On Sat, Jul 19, 2025 at 10:14:49 +0700, Max Nikulin wrote:
> A mathematical trick may be used instead even if external processes like sed
> are considered as undesired overhead
> 
> for i in 0 09 008 59 080; do i1=1$i; i2=2$i; echo "$i = $((2*i1 - i2))";
> done
> 
> 0 = 0
> 09 = 9
> 008 = 8
> 59 = 59
> 080 = 80

Oh, I like this one.  I'm gonna add that to my wiki.

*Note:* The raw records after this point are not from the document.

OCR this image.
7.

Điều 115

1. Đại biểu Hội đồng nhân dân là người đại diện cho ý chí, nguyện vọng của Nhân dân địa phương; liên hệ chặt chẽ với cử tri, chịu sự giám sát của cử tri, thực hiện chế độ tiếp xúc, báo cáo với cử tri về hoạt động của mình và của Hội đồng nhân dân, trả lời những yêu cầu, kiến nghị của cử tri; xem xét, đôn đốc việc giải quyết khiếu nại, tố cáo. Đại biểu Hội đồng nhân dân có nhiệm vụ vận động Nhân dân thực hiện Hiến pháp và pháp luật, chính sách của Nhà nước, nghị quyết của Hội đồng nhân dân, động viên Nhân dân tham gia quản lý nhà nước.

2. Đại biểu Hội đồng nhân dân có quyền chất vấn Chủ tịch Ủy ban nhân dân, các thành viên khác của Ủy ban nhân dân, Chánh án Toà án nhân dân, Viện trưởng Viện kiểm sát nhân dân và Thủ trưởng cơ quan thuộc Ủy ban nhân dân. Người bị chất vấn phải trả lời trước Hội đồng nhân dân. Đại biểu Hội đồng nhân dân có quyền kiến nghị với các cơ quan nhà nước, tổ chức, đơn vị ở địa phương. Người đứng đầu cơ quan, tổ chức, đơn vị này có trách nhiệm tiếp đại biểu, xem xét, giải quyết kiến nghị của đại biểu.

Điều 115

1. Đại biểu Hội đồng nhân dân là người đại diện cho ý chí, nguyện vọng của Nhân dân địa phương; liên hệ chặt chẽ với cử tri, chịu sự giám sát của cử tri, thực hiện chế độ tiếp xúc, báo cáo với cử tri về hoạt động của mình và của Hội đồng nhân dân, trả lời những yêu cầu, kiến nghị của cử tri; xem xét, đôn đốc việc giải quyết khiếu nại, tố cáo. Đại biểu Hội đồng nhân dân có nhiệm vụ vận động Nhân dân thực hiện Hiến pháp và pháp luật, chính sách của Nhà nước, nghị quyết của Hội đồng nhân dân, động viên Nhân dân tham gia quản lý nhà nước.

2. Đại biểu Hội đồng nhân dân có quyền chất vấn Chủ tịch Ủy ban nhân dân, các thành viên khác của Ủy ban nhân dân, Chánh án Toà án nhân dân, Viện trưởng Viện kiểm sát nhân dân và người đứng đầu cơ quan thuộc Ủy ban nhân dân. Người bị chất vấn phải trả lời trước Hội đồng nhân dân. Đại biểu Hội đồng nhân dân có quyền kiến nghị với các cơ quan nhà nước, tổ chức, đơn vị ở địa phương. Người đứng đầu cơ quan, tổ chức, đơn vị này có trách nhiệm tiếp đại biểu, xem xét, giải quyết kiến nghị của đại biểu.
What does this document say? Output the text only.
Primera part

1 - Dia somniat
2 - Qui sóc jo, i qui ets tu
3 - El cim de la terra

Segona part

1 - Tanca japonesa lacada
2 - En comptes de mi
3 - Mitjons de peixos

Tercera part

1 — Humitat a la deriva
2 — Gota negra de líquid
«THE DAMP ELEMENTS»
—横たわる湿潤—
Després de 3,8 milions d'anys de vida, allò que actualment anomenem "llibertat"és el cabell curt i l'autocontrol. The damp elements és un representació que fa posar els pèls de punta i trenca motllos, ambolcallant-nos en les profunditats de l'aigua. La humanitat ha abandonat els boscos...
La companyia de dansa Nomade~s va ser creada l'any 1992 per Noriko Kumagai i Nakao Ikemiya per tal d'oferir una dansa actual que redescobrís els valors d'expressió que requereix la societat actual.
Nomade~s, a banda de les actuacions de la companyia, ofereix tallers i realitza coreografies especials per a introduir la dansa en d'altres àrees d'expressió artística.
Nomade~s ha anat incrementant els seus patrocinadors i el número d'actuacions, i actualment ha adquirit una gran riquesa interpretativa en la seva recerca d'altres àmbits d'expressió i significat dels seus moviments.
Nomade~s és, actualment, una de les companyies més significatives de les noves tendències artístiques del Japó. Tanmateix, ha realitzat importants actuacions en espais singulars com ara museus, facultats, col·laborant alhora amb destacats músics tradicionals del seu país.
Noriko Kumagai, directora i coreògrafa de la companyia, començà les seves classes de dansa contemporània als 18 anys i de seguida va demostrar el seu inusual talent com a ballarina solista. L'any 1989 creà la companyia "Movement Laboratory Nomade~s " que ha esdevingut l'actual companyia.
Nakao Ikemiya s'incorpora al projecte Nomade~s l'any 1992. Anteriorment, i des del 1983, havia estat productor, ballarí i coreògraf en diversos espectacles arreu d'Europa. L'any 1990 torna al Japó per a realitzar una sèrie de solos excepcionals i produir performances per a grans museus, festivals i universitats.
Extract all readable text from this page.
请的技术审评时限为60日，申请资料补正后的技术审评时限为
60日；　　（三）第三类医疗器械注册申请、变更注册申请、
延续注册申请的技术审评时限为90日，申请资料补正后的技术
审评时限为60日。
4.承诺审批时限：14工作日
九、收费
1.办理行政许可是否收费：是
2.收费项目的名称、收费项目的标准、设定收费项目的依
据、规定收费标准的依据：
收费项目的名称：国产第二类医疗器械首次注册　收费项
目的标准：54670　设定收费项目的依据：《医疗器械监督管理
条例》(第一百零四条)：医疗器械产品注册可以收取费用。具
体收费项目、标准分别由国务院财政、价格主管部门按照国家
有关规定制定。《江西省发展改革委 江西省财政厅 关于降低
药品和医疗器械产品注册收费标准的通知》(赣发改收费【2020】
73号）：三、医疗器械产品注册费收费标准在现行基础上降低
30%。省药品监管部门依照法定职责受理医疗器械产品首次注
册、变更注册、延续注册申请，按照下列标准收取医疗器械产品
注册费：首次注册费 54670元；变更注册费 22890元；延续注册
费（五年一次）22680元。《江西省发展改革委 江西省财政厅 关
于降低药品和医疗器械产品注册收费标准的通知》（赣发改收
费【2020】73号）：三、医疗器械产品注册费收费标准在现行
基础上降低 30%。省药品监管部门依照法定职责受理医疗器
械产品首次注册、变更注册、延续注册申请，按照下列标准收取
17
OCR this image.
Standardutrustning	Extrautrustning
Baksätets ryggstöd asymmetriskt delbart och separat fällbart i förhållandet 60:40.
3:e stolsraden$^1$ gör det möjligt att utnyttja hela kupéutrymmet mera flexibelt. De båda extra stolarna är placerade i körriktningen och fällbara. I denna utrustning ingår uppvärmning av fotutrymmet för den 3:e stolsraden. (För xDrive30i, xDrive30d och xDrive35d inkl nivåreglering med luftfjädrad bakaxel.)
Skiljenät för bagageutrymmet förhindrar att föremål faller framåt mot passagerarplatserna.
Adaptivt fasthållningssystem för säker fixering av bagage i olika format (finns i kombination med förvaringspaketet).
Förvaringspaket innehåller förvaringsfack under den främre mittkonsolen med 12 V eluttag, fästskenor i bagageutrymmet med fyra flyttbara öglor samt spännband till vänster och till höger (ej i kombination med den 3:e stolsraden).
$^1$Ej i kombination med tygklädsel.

On Fri, Jul 18, 2025 at 21:08:09 -0700, Michael Paoli wrote:
> echo \
> $((
>   $(
>     d12='\([0-9]\{1,2\}\)'
>     echo 09:10:11 |
>   sed -e '
>     s/^/ /
>     s/:/ /g
>     s/ 0*\([0-9]\)/ \1/g
>   '"  s/^ $d12 $d12 $d12"'$/3600 * \1 + 60 * \2 + \3/
>   '
>   )
> ))

I don't like this one as much.  It's better than the original one-liner
(both because it's actually correct -- I think! -- and because it's in
a format that's a little bit easier to read), but it still looks like
it was written by someone who is bound and determined to use sed for this,
no matter how difficult it may be.

Also, the use of [0-9]\{1,2\} for the first segment means you're
hard-capping this to 99:59:59 and will never be able to handle 100:23:45.
That might be OK, or not.  I don't know whether there are any restrictions
on the durations the OP is dealing with.  I would've used \{1,\} to
remove the two-digit limit, if I had to do it this way.